En el acto V los críticos habían reconocido que Hamlet no es el joven paralizado por la sensibilidad, sino un auténtico exterminador. Hay, pues, tres Hamlets en la tragedia de Shakespeare: el primero, anterior a la aparición del espíritu, está oprimido por la muerte de su padre y visceralmente avergonzado de la inconstancia de su madre. A partir de la revelación recibida en la escena quinta del acto I, Hamlet se apresura a descubrir si la visión merece crédito; se embarca en lo que llamaban los escritores espirituales la discreción de espíritus. La doctrina cristiana exigía respeto al rey, y si Hamlet, engañado por el demonio o por su propia melancolía hubiera matado a su tío, rey legítimo, habría cometido el doble pecado de regicidio y parricidio y se hubiera convertido en tirano y usurpador, como su tío lo era de hecho. El príncipe sigue la doctrina de san Pablo: «Si alguno os predicase un evangelio distinto del que yo os he predicado, sea maldito» (Gálatas, I, 8-9). Por eso emplea las artes de la «santa Inquisición española» para conocer por medios naturales lo revelado por el espíritu sobrenatural. Durante todo el drama Horacio ha sido el amigo de plena confianza del príncipe. Al principio se presenta como «siervo», pero Hamlet le llama «querido amigo», recordando la frase de Jesús: «No os he llamado siervos sino amigos» (Juan, 15, 15-16). El príncipe admira a Horacio porque encarna el perfecto equilibrio de la razón y los impulsos espontáneos. Uno de los términos más significativos de la obra es «conciencia», sinónimo de comportamiento racional. Hasta el momento en que respeta la vida de su tío por odio, Hamlet se acomoda siempre a la razón y esa conducta le produce la sospecha de si en el fondo es cobarde, pero él no puede desviarse hacia la pasión: «Así la conciencia nos hace a todos cobardes» (III.1.83).

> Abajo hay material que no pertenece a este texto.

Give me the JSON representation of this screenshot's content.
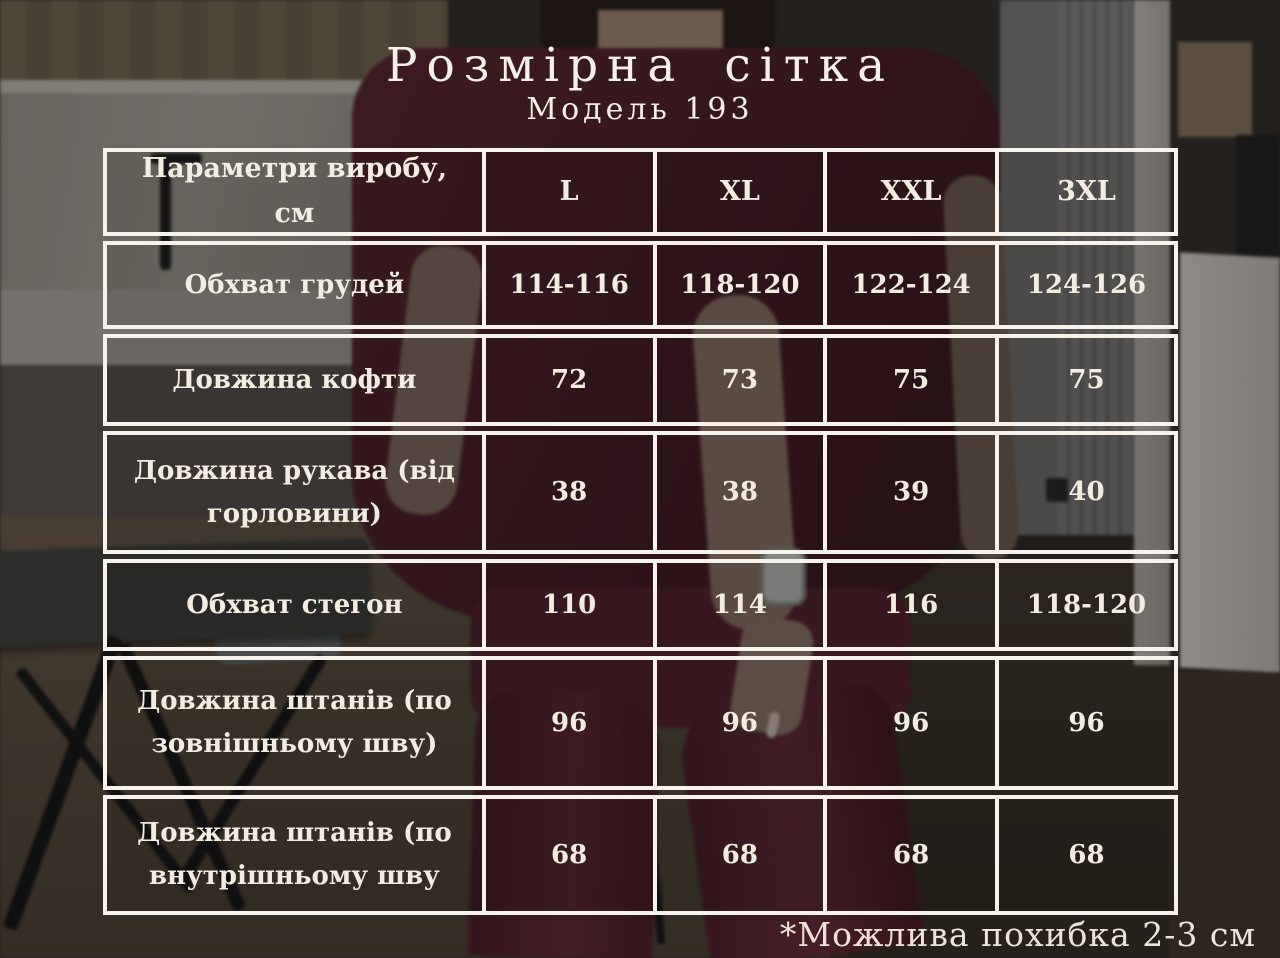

Cuando aparece Fortinbras dispuesto a conquistar un trozo de terreno en el que quizá no quepan los cuerpos de los soldados que van a morir, reacciona con cierta envidia ante el valor del joven soldado, pero, de nuevo, él no puede sucumbir a la pasión. La pretendida indecisión de Hamlet es el sacrificio que él mismo se impone por seguir el dictado de la razón («la conciencia»).

La admiración por el equilibrio de Horacio y la inserción de su amistad en la atmósfera del Evangelio, explican que al final del drama Hamlet le pida no sacrificarse con él, sino quedarse en este mundo «para contar mi historia» (V.2.360). El príncipe convierte al discípulo amado en su evangelista. El escritor Shakespeare reconoce en Horacio al escritor como un nuevo estamento social, una nueva fuerza histórica en cuyas manos está darles a los grandes de este mundo un nombre limpio o vulnerado.